MSI warns against installing unofficial firmware after suffering a cyberattack
MSI confirmed that it has become the victim of a cyberattack on Friday. The company published a short statement on its official site about the incident.
In it, MSI describes that its information systems have suffered a cyberattack. MSI activated defensive countermeasures when it became aware of the attack and has carried out recovery measures. The incident was reported to local authorities and cybersecurity units as a response.
MSI notes that the systems that were affected by the cyberattack have resumed operations and that the whole incident had "no significant impact on financial business".
The notification includes a recommendation to customers. MSI asks customers of its products to only obtain firmware and BIOS updates from its official website, and not use any files related to updating MSI products from sources other than the official website.
While a manufacturer's website is often visited first when it comes to downloading updated firmware, drivers or software, it is not uncommon for these files to also be available on third-party sites, e.g., sites specialized in hardware or enthusiasts forum. Sometimes, these locations are the only places to obtain certain updates for products.
MSI is a global hardware manufacturer that is making laptops, desktop systems, servers, motherboards, graphics card, and more. The company has an annual revenue of more than $6.5 billion.
Bleeping Computer noted on Thursday that evidence of the attack was posted online by the ransomware group known as Money Message. MSI was listed by the threat actor on a website. The post included details on the obtained data and information. According to the post, Money Message managed to obtain several key databases, source codes and private keys.

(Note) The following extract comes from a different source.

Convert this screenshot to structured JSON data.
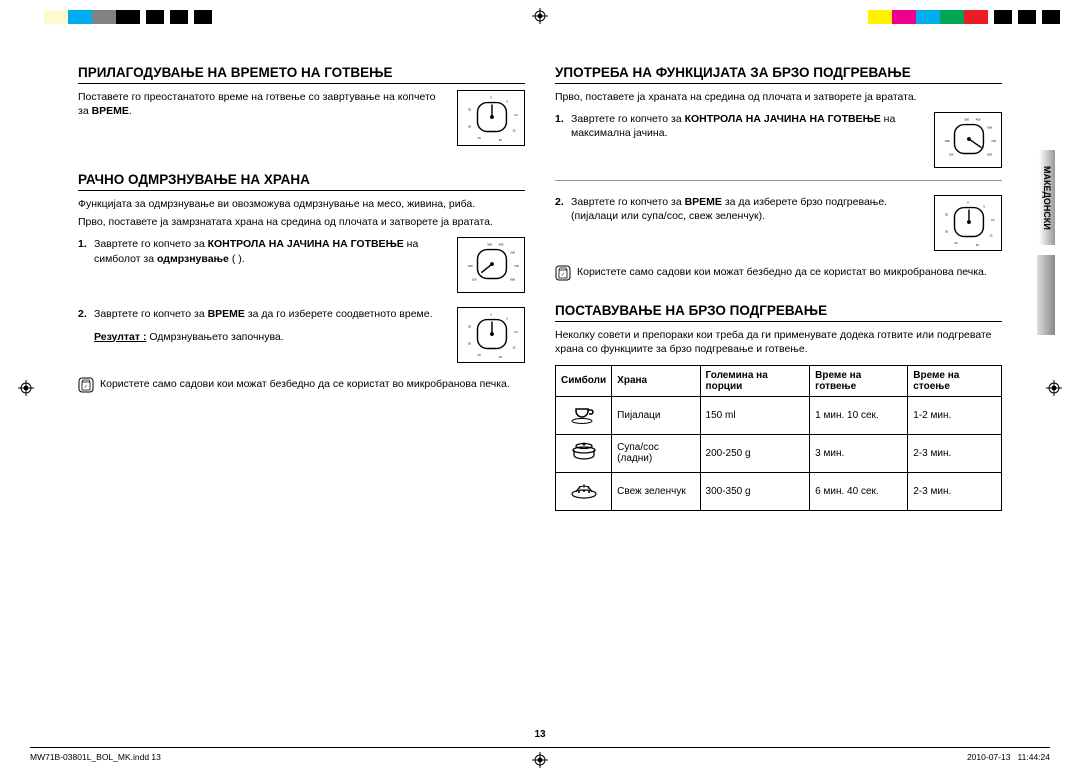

The threat actor claims to have obtained 1.5 terabytes of data from MSI systems and is requesting a ransom payment of $4 million. The crew threated to release the data to the public if MSI does not pay the ransom demand.
MSI customers may access the company's official support and download website here. There, they may enter the name of the product to find all available support documents and file downloads.
Most customers may want to postpone the installation of updates until the situation becomes clearer.
Now You: do you use MSI products?
FYI Autoplay in Settings>Devices was already, and still is, off.
Windows 10 Home with auto-updates enabled.
@Martin
How can I block usb devices from auto running software stored on their chips?
We just recieved an “MSI Clutch GM20 Elite” corded usb mouse I orderd from Amazon.
When I plugged it in, software contained on the mouses hardware ran automatically and attempted to download and install “MSI Center”.
I did eventually allow the install and added the plugin to control all the LED’s on the mouse. If you don’t, it cycles through a rainbow of colors constantly. For whatever reason this RGB lighting stuff seems to be popular with children but I find it very annoying.
I had to create 5 diiferent allow rules just to setup the mouse lighting. (which I went back and changed to block after I finished) I also disabled the ‘run at startup’.
This “MSI Center” has a ton of stuff to take control of almost every aspect of ones PC. It’s pretty scary that it auto installs when someone plugs in a mouse.
We do. MSI makes high quality hardware.
I’ve always gotten MSI Afterburner, which works on most GPU not just MSI brand, from Guru 3D who has also reported this same story.